Local vs global truncation error
The truncation error does not satisfy that equation, it's just its definition.
Consider two following problems:
- The first is an ODE. $$ y'(t) = f(t, y(t))\\ y(0) = a. $$ Its solution is some smooth function $y(t)$.
- The second is a difference equation $$ \frac{z_{i+1} - z_i}{h} = f(t_i, z_i)\\ z_0 = a. $$ Its solution is some discrete function $z_i$.
I've intentionally used different letters to denote those two solutions. They are quite different, the former is a smooth function while the latter is a discrete one. One needs to be careful even to compare those two. Usually the third function is introduced. It is defined as a restriction of the smooth $y(t)$ to the grid $t_i$, where the discrete function $z_i$ is defined. Let's denote the restriction as $w_i$: $$ w_i \equiv y(t_i). $$
The function $w_i$ is discrete just like $z_i$ and $w_i$ coincide with $y(t)$ at grid points. Since now $w_i$ and $z_i$ are functions of the same class we can easily compare them: $$ e_i = w_i - z_i \equiv y(t_i) - z_i. $$ So, roughly speaking, the global error shows how close are $y(t)$ and $z_i$ (by restricting the former to the grid). When someone is solving some problem numerically the global error is what he is interesting in. Anyway, direct computation of global error is almost impossible, since we often simply do not have the exact values of $w_i = y(t_i)$ ( in contradistinction to $z_i$, which we can compute easily).
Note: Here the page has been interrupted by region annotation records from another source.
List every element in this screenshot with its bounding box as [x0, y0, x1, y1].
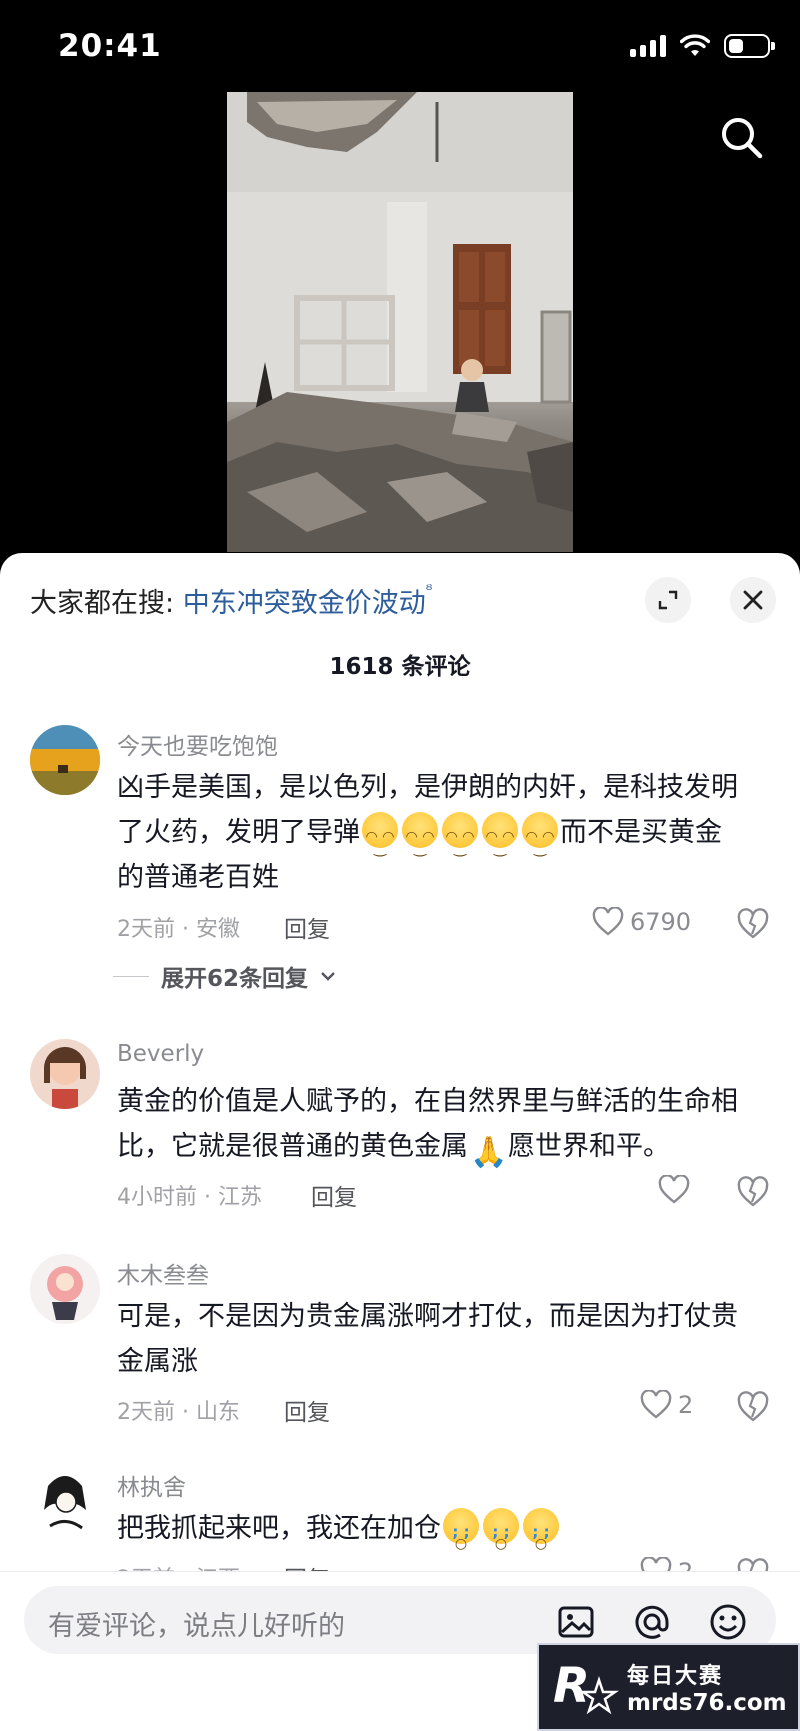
- close-icon: [743, 590, 763, 610]
- like-button[interactable]: [658, 1175, 696, 1205]
- crying-emoji-icon: [523, 1508, 559, 1567]
- praying-hands-emoji-icon: 🙏: [470, 1135, 508, 1170]
- cellular-signal-icon: [630, 35, 666, 57]
- chevron-down-icon: [321, 972, 335, 981]
- dislike-broken-heart-icon[interactable]: [736, 907, 770, 941]
- comment-text: 黄金的价值是人赋予的，在自然界里与鲜活的生命相 比，它就是很普通的黄色金属🙏愿世…: [117, 1079, 777, 1171]
- watermark-title: 每日大赛: [627, 1664, 724, 1689]
- blush-emoji-icon: [482, 812, 518, 871]
- reply-button[interactable]: 回复: [311, 1178, 357, 1212]
- expand-replies-button[interactable]: 展开62条回复: [113, 959, 336, 993]
- hot-search-query-link[interactable]: 中东冲突致金价波动: [183, 588, 426, 619]
- expand-icon: [658, 590, 678, 610]
- avatar[interactable]: [30, 1254, 100, 1324]
- heart-icon: [640, 1390, 672, 1419]
- expand-replies-label: 展开62条回复: [161, 966, 309, 992]
- comment-panel: 大家都在搜: 中东冲突致金价波动ᴽ 1618 条评论 今天也要吃饱饱 凶手是美国…: [0, 553, 800, 1731]
- expand-panel-button[interactable]: [645, 577, 691, 623]
- mention-at-icon[interactable]: [632, 1602, 672, 1642]
- comment-count: 1618 条评论: [329, 654, 471, 680]
- crying-emoji-icon: [483, 1508, 519, 1567]
- hot-search-suggestion[interactable]: 大家都在搜: 中东冲突致金价波动ᴽ: [30, 581, 432, 620]
- comment-meta: 2天前 · 山东: [117, 1400, 240, 1425]
- avatar[interactable]: [30, 1466, 100, 1536]
- status-bar: 20:41: [0, 0, 800, 96]
- watermark-badge: R 每日大赛 mrds76.com: [537, 1643, 800, 1731]
- heart-icon: [592, 907, 624, 936]
- search-small-icon: ᴽ: [425, 581, 433, 599]
- comment-meta: 4小时前 · 江苏: [117, 1185, 262, 1210]
- dislike-broken-heart-icon[interactable]: [736, 1390, 770, 1424]
- status-icons: [630, 34, 775, 58]
- close-button[interactable]: [730, 577, 776, 623]
- comment-text-line: 把我抓起来吧，我还在加仓: [117, 1513, 441, 1544]
- like-button[interactable]: 2: [640, 1390, 693, 1420]
- comment-text: 把我抓起来吧，我还在加仓: [117, 1506, 777, 1567]
- status-time: 20:41: [58, 28, 162, 64]
- video-player[interactable]: [0, 92, 800, 556]
- reply-button[interactable]: 回复: [284, 910, 330, 944]
- comment-text-line: 的普通老百姓: [117, 862, 279, 893]
- avatar[interactable]: [30, 725, 100, 795]
- search-icon[interactable]: [718, 114, 766, 162]
- hot-search-prefix: 大家都在搜:: [30, 588, 175, 619]
- blush-emoji-icon: [402, 812, 438, 871]
- comment-text-line: 比，它就是很普通的黄色金属: [117, 1131, 468, 1162]
- comment-text-line: 金属涨: [117, 1346, 198, 1377]
- watermark-logo-icon: R: [553, 1658, 619, 1715]
- reply-button[interactable]: 回复: [284, 1393, 330, 1427]
- svg-text:R: R: [553, 1658, 590, 1714]
- comment-text-line: 而不是买黄金: [560, 817, 722, 848]
- comment-meta: 2天前 · 安徽: [117, 917, 240, 942]
- video-thumbnail[interactable]: [227, 92, 573, 552]
- like-button[interactable]: 6790: [592, 907, 691, 937]
- comment-text: 凶手是美国，是以色列，是伊朗的内奸，是科技发明 了火药，发明了导弹而不是买黄金 …: [117, 765, 777, 900]
- battery-icon: [724, 34, 775, 58]
- destroyed-room-scene: [227, 92, 573, 552]
- crying-emoji-icon: [443, 1508, 479, 1567]
- like-count: 2: [678, 1391, 694, 1419]
- comment-text-line: 可是，不是因为贵金属涨啊才打仗，而是因为打仗贵: [117, 1301, 738, 1332]
- comment-text-line: 黄金的价值是人赋予的，在自然界里与鲜活的生命相: [117, 1086, 738, 1117]
- comment-username[interactable]: 今天也要吃饱饱: [117, 727, 278, 761]
- comment-input-placeholder: 有爱评论，说点儿好听的: [48, 1611, 345, 1642]
- comment-text-line: 愿世界和平。: [508, 1131, 670, 1162]
- emoji-icon[interactable]: [708, 1602, 748, 1642]
- avatar[interactable]: [30, 1039, 100, 1109]
- like-count: 6790: [630, 908, 692, 936]
- watermark-url: mrds76.com: [627, 1690, 787, 1716]
- blush-emoji-icon: [522, 812, 558, 871]
- comment-username[interactable]: 木木叁叁: [117, 1256, 209, 1290]
- comment-username[interactable]: Beverly: [117, 1041, 204, 1067]
- comment-text-line: 了火药，发明了导弹: [117, 817, 360, 848]
- wifi-icon: [680, 34, 710, 56]
- blush-emoji-icon: [442, 812, 478, 871]
- comment-username[interactable]: 林执舍: [117, 1468, 186, 1502]
- comment-text: 可是，不是因为贵金属涨啊才打仗，而是因为打仗贵 金属涨: [117, 1294, 777, 1384]
- blush-emoji-icon: [362, 812, 398, 871]
- comment-text-line: 凶手是美国，是以色列，是伊朗的内奸，是科技发明: [117, 772, 738, 803]
- image-icon[interactable]: [556, 1602, 596, 1642]
- heart-icon: [658, 1175, 690, 1204]
- watermark-text: 每日大赛 mrds76.com: [627, 1658, 787, 1716]
- dislike-broken-heart-icon[interactable]: [736, 1175, 770, 1209]
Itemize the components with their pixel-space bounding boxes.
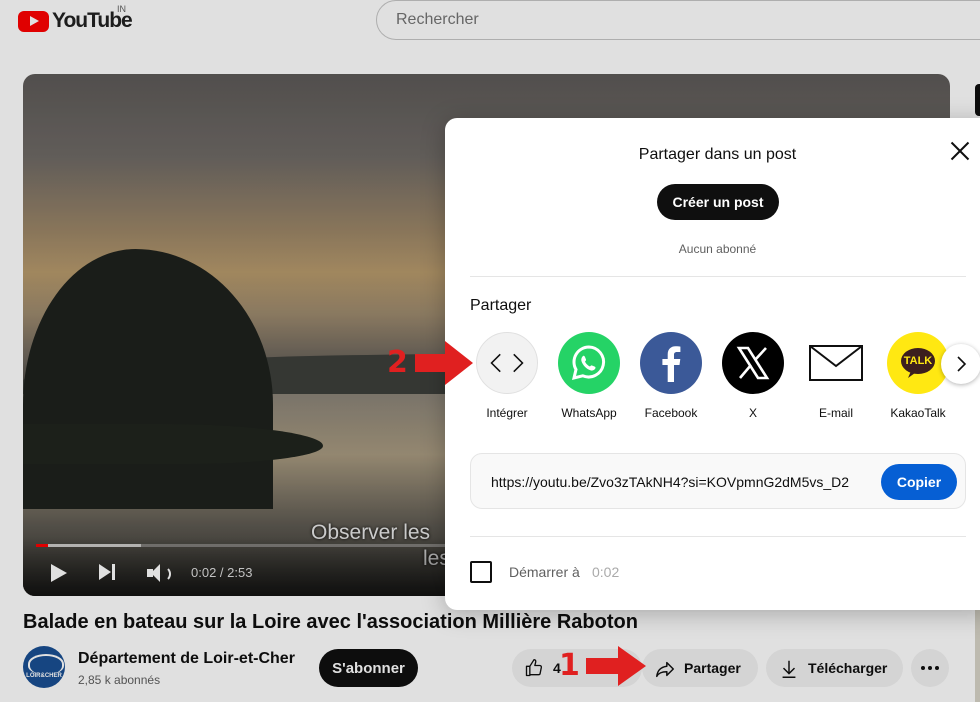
subscriber-count: 2,85 k abonnés xyxy=(78,673,161,687)
masthead: YouTube IN xyxy=(0,0,980,44)
share-button[interactable]: Partager xyxy=(642,649,758,687)
subscribe-button[interactable]: S'abonner xyxy=(319,649,418,687)
volume-icon[interactable] xyxy=(147,563,171,583)
search-box[interactable] xyxy=(376,0,980,40)
more-actions-button[interactable] xyxy=(911,649,949,687)
share-heading: Partager xyxy=(470,297,532,314)
search-input[interactable] xyxy=(394,10,958,30)
share-target-whatsapp[interactable]: WhatsApp xyxy=(551,332,627,420)
share-target-embed[interactable]: Intégrer xyxy=(469,332,545,420)
avatar-text: LOIR&CHER xyxy=(26,673,62,679)
share-url-box: https://youtu.be/Zvo3zTAkNH4?si=KOVpmnG2… xyxy=(470,453,966,509)
download-icon xyxy=(782,660,796,678)
channel-name[interactable]: Département de Loir-et-Cher xyxy=(78,650,295,668)
avatar-logo-icon xyxy=(28,654,64,674)
whatsapp-icon xyxy=(558,332,620,394)
divider xyxy=(470,276,966,277)
share-target-label: WhatsApp xyxy=(561,406,617,420)
share-target-facebook[interactable]: Facebook xyxy=(633,332,709,420)
start-at-label: Démarrer à xyxy=(509,564,580,580)
kakaotalk-icon: TALK xyxy=(887,332,949,394)
x-icon xyxy=(722,332,784,394)
post-title: Partager dans un post xyxy=(638,146,797,163)
play-icon[interactable] xyxy=(51,564,67,582)
no-subscribers-text: Aucun abonné xyxy=(678,242,757,256)
copy-button[interactable]: Copier xyxy=(881,464,957,500)
country-code: IN xyxy=(117,4,126,14)
facebook-icon xyxy=(640,332,702,394)
share-target-label: X xyxy=(748,406,757,420)
thumbs-up-icon xyxy=(525,659,543,677)
start-at-time[interactable]: 0:02 xyxy=(592,564,619,580)
download-button-label: Télécharger xyxy=(808,660,888,676)
video-frame-trees xyxy=(23,249,273,509)
annotation-arrow-icon xyxy=(586,646,646,686)
embed-code-icon xyxy=(476,332,538,394)
chevron-right-icon xyxy=(957,356,967,372)
channel-avatar[interactable]: LOIR&CHER xyxy=(23,646,65,688)
progress-buffer xyxy=(36,544,141,547)
share-target-email[interactable]: E-mail xyxy=(798,332,874,420)
share-target-x[interactable]: X xyxy=(715,332,791,420)
create-post-button[interactable]: Créer un post xyxy=(657,184,779,220)
video-frame-bank xyxy=(23,424,323,464)
share-target-label: KakaoTalk xyxy=(890,406,946,420)
annotation-number-1: 1 xyxy=(559,648,580,683)
sidebar-thumbnail-edge xyxy=(975,608,980,702)
email-icon xyxy=(805,332,867,394)
share-target-label: Intégrer xyxy=(486,406,528,420)
share-arrow-icon xyxy=(656,661,674,678)
sidebar-edge xyxy=(975,84,980,116)
annotation-arrow-icon xyxy=(415,341,473,385)
kakaotalk-badge: TALK xyxy=(903,355,933,367)
youtube-logo[interactable]: YouTube xyxy=(18,9,133,33)
next-icon[interactable] xyxy=(99,563,119,583)
share-dialog: Partager dans un post Créer un post Aucu… xyxy=(445,118,980,610)
share-target-label: Facebook xyxy=(644,406,698,420)
progress-played xyxy=(36,544,48,547)
video-title: Balade en bateau sur la Loire avec l'ass… xyxy=(23,611,638,633)
share-target-label: E-mail xyxy=(818,406,853,420)
time-display: 0:02 / 2:53 xyxy=(191,565,253,580)
annotation-number-2: 2 xyxy=(387,345,408,380)
share-next-button[interactable] xyxy=(941,344,980,384)
divider xyxy=(470,536,966,537)
share-url[interactable]: https://youtu.be/Zvo3zTAkNH4?si=KOVpmnG2… xyxy=(491,474,849,490)
start-at-checkbox[interactable] xyxy=(470,561,492,583)
download-button[interactable]: Télécharger xyxy=(766,649,903,687)
youtube-play-icon xyxy=(18,10,49,32)
share-button-label: Partager xyxy=(684,660,741,676)
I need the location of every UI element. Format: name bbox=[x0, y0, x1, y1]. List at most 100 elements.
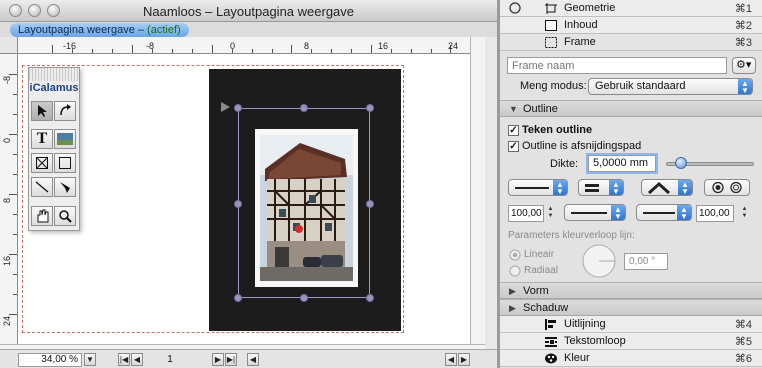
radio-linear-label[interactable]: Lineair bbox=[524, 249, 554, 260]
section-shadow-header[interactable]: ▶ Schaduw bbox=[500, 299, 762, 316]
panel-label: Geometrie bbox=[564, 2, 616, 14]
screen: { "window": { "title": "Naamloos – Layou… bbox=[0, 0, 762, 368]
previous-icon: ◀ bbox=[133, 355, 141, 364]
panel-row-geometry[interactable]: Geometrie ⌘1 bbox=[500, 0, 762, 17]
pen-nib-icon bbox=[60, 182, 70, 193]
start-scale-stepper[interactable]: ▲ ▼ bbox=[546, 206, 555, 221]
ruler-label: -16 bbox=[63, 41, 77, 51]
zoom-level-field[interactable]: 34,00 % bbox=[18, 353, 82, 367]
angle-dial-icon[interactable] bbox=[581, 243, 617, 279]
section-shape-header[interactable]: ▶ Vorm bbox=[500, 282, 762, 299]
frame-name-input[interactable] bbox=[507, 57, 727, 74]
resize-handle[interactable] bbox=[366, 104, 374, 112]
panel-row-content[interactable]: Inhoud ⌘2 bbox=[500, 17, 762, 34]
panel-row-alignment[interactable]: Uitlijning ⌘4 bbox=[500, 316, 762, 333]
title-bar[interactable]: Naamloos – Layoutpagina weergave bbox=[0, 0, 497, 22]
horizontal-ruler[interactable]: -16 -8 0 8 16 24 bbox=[18, 37, 470, 54]
resize-handle[interactable] bbox=[300, 104, 308, 112]
resize-handle[interactable] bbox=[234, 200, 242, 208]
vertical-scrollbar[interactable] bbox=[470, 37, 485, 344]
scroll-right-button[interactable]: ▶ bbox=[458, 353, 470, 366]
rotate-arrow-icon bbox=[60, 104, 71, 116]
panel-row-text-wrap[interactable]: Tekstomloop ⌘5 bbox=[500, 333, 762, 350]
panel-row-frame[interactable]: Frame ⌘3 bbox=[500, 34, 762, 51]
status-bar: 34,00 % ▼ |◀ ◀ 1 ▶ ▶| ◀ ◀ ▶ bbox=[0, 349, 497, 368]
clip-path-checkbox[interactable]: ✓ bbox=[508, 141, 519, 152]
text-tool-button[interactable]: T bbox=[31, 129, 53, 149]
arrow-tool-button[interactable] bbox=[31, 101, 53, 121]
rectangle-icon bbox=[59, 157, 71, 169]
rotate-tool-button[interactable] bbox=[54, 101, 76, 121]
resize-handle[interactable] bbox=[234, 104, 242, 112]
end-arrow-select[interactable]: ▲ ▼ bbox=[636, 204, 692, 221]
bezier-tool-button[interactable] bbox=[54, 177, 76, 197]
gradient-params-label: Parameters kleurverloop lijn: bbox=[508, 230, 635, 241]
resize-handle[interactable] bbox=[366, 200, 374, 208]
hand-tool-button[interactable] bbox=[31, 206, 53, 226]
angle-input[interactable]: 0,00 ° bbox=[624, 253, 668, 270]
shortcut-label: ⌘4 bbox=[734, 319, 752, 331]
geometry-icon bbox=[545, 3, 557, 14]
linear-radio-icon bbox=[509, 249, 521, 261]
resize-handle[interactable] bbox=[300, 294, 308, 302]
ruler-corner[interactable] bbox=[0, 37, 18, 54]
line-pattern-select[interactable]: ▲ ▼ bbox=[578, 179, 624, 196]
scroll-left-button[interactable]: ◀ bbox=[247, 353, 259, 366]
section-outline-header[interactable]: ▼ Outline bbox=[500, 100, 762, 117]
frame-x-icon bbox=[36, 157, 48, 169]
updown-arrows-icon: ▲ ▼ bbox=[738, 79, 752, 95]
end-scale-input[interactable]: 100,00 bbox=[696, 205, 734, 222]
panel-label: Kleur bbox=[564, 352, 590, 364]
section-title: Schaduw bbox=[523, 302, 569, 314]
page-number[interactable]: 1 bbox=[160, 354, 180, 365]
zoom-dropdown-button[interactable]: ▼ bbox=[84, 353, 96, 366]
blend-mode-select[interactable]: Gebruik standaard ▲ ▼ bbox=[588, 78, 753, 95]
half-timbered-house-photo bbox=[260, 135, 353, 281]
line-tool-button[interactable] bbox=[31, 177, 53, 197]
stroke-position-toggle[interactable] bbox=[704, 179, 750, 196]
scroll-left-button-end[interactable]: ◀ bbox=[445, 353, 457, 366]
panel-label: Frame bbox=[564, 36, 596, 48]
next-icon: ▶ bbox=[214, 355, 222, 364]
image-tool-button[interactable] bbox=[54, 129, 76, 149]
shortcut-label: ⌘2 bbox=[734, 20, 752, 32]
shortcut-label: ⌘6 bbox=[734, 353, 752, 365]
resize-handle[interactable] bbox=[366, 294, 374, 302]
line-style-select[interactable]: ▲ ▼ bbox=[508, 179, 568, 196]
first-page-button[interactable]: |◀ bbox=[118, 353, 130, 366]
ruler-label: 16 bbox=[378, 41, 389, 51]
photo-image[interactable] bbox=[255, 129, 358, 287]
radio-icon bbox=[509, 2, 521, 14]
updown-arrows-icon: ▲ ▼ bbox=[609, 180, 623, 196]
draw-outline-checkbox[interactable]: ✓ bbox=[508, 125, 519, 136]
thickness-slider-knob[interactable] bbox=[675, 157, 687, 169]
ruler-label: 24 bbox=[2, 316, 12, 327]
tab-label: Layoutpagina weergave – bbox=[18, 24, 148, 36]
thickness-input[interactable]: 5,0000 mm bbox=[588, 155, 656, 172]
previous-page-button[interactable]: ◀ bbox=[131, 353, 143, 366]
vertical-ruler[interactable]: -8 0 8 16 24 bbox=[0, 54, 18, 344]
tab-layout-view[interactable]: Layoutpagina weergave – (actief) bbox=[10, 23, 189, 37]
panel-row-color[interactable]: Kleur ⌘6 bbox=[500, 350, 762, 367]
inspector-palette: Geometrie ⌘1 Inhoud ⌘2 Frame ⌘3 ⚙▾ Meng … bbox=[500, 0, 762, 368]
end-scale-stepper[interactable]: ▲ ▼ bbox=[740, 206, 749, 221]
toolbox-drag-handle[interactable] bbox=[29, 68, 79, 81]
ruler-label: 8 bbox=[2, 198, 12, 204]
radio-radial-label[interactable]: Radiaal bbox=[524, 265, 558, 276]
frame-options-button[interactable]: ⚙▾ bbox=[732, 57, 756, 74]
start-arrow-select[interactable]: ▲ ▼ bbox=[564, 204, 626, 221]
next-page-button[interactable]: ▶ bbox=[212, 353, 224, 366]
checkmark-icon: ✓ bbox=[509, 125, 518, 136]
zoom-tool-button[interactable] bbox=[54, 206, 76, 226]
frame-tool-button[interactable] bbox=[31, 153, 53, 173]
resize-handle[interactable] bbox=[234, 294, 242, 302]
start-scale-input[interactable]: 100,00 bbox=[508, 205, 544, 222]
ruler-label: 8 bbox=[304, 41, 310, 51]
line-join-select[interactable]: ▲ ▼ bbox=[641, 179, 693, 196]
last-page-button[interactable]: ▶| bbox=[225, 353, 237, 366]
disclosure-closed-icon: ▶ bbox=[509, 303, 516, 313]
layout-canvas[interactable] bbox=[18, 54, 470, 344]
text-wrap-icon bbox=[545, 337, 557, 347]
checkmark-icon: ✓ bbox=[509, 141, 518, 152]
rectangle-tool-button[interactable] bbox=[54, 153, 76, 173]
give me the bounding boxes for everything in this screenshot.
And the local truncation error concept comes to the rescue. Note that previously we've compared the solutions. Now we're going to compare problems. Take $z_i$. It is the solution to the second problem. Plugging $z_i$ into it makes it a valid identity $$ \frac{z_{i+1} - z_i}{h} = f(t_i, z_i)\\ z_0 = a. $$ But if we now take $w_i$ and try to plug it into the difference scheme we wont get an identity. Instead we'll get a residual: $$ \frac{w_{i+1} - w_i}{h} = f(t_i, w_i) \color{red}{{}+ d_i}\\ w_0 = a \color{red}{{} + d_0}. $$ If we are very lucky, some residuals may vanish, like $d_0$, but often it is not the case.
So why is $d_i$ interesting while it also is defined in terms of $w_i$ (the unknown solution to the original problem)? It turns out that we can estimate the $d_i$ without knowing the exact values of $w_i$ by just knowing the original problem. $$ d_i = \frac{w_{i+1} - w_i}{h} - f(t_i, w_i) \equiv \frac{y(t_{i+1}) - y(t_i)}{h} - f(t_i, y(t_i)) = \\ = y'(t_i) + h \frac{y''(t_i)}{2} + O(h^2) - f(t_i, y(t_i)) = \\ = \color{blue}{\left[y'(t_i) - f(t_i, y(t_i))\right]} + \color{red}{h \frac{y''(t_i)}{2} + O(h^2)} $$ The blue term in braces is exactly the original ODE, and $y(t)$ is exactly its solution. So the term is equal to zero. $$ d_i = h \frac{y''(t_i)}{2} + O(h^2). $$ Similar result may be obtained if using different form of Taylor's formula: $$ d_i = h \frac{y''(\xi_i)}{2}, \qquad \xi_i \in [t_{i}, t_{i+1}]. $$
So now we can estimate the local truncation error, but we're interested in the global error.
To relate them we need to introduce another concept of stability. Consider the two discrete problems $$ \begin{aligned} &\frac{z_{i+1} - z_i}{h} = f(t_i, z_i)\\ &z_0 = a \end{aligned} \qquad\text{and}\qquad \begin{aligned} &\frac{w_{i+1} - w_i}{h} = f(t_i, w_i) \color{green}{{} + d_i}\\ &w_0 = a \color{green}{{} + d_0} \end{aligned}. $$ Pretend that we know $d_i$. Let's view the second problem as a perturbation of the first one. That's reasonable, since $d_i$ is a small value of $O(h)$ magnitude. A difference problem is called stable if such small perturbations result in small changes of the solution. For this case this means that the difference $z_i - w_i$ will also be small. Precisely $$ \max_i |z_i - w_i| \leq C \max_i |d_i| $$ where $C$ is called the stability constant of the method. For the explicit Euler method it can be shown that for Lipschitz-continuous $f$ $$ C \leq e^{LT} $$ with $L$ being the Lipschitz constant of $f$ and $T$ is the total integration time $T = \max_i t_i$.
Finally we can relate the global error and the local truncation error by $$ |e_i| \leq C \max_i |d_i| $$
If the local truncation error tends to zero when the discrete mesh is refined the numerical method is called consistent. The Lax theorem states that a stable consistent method converges, in sense that $e_i \to 0$ when the mesh is refined.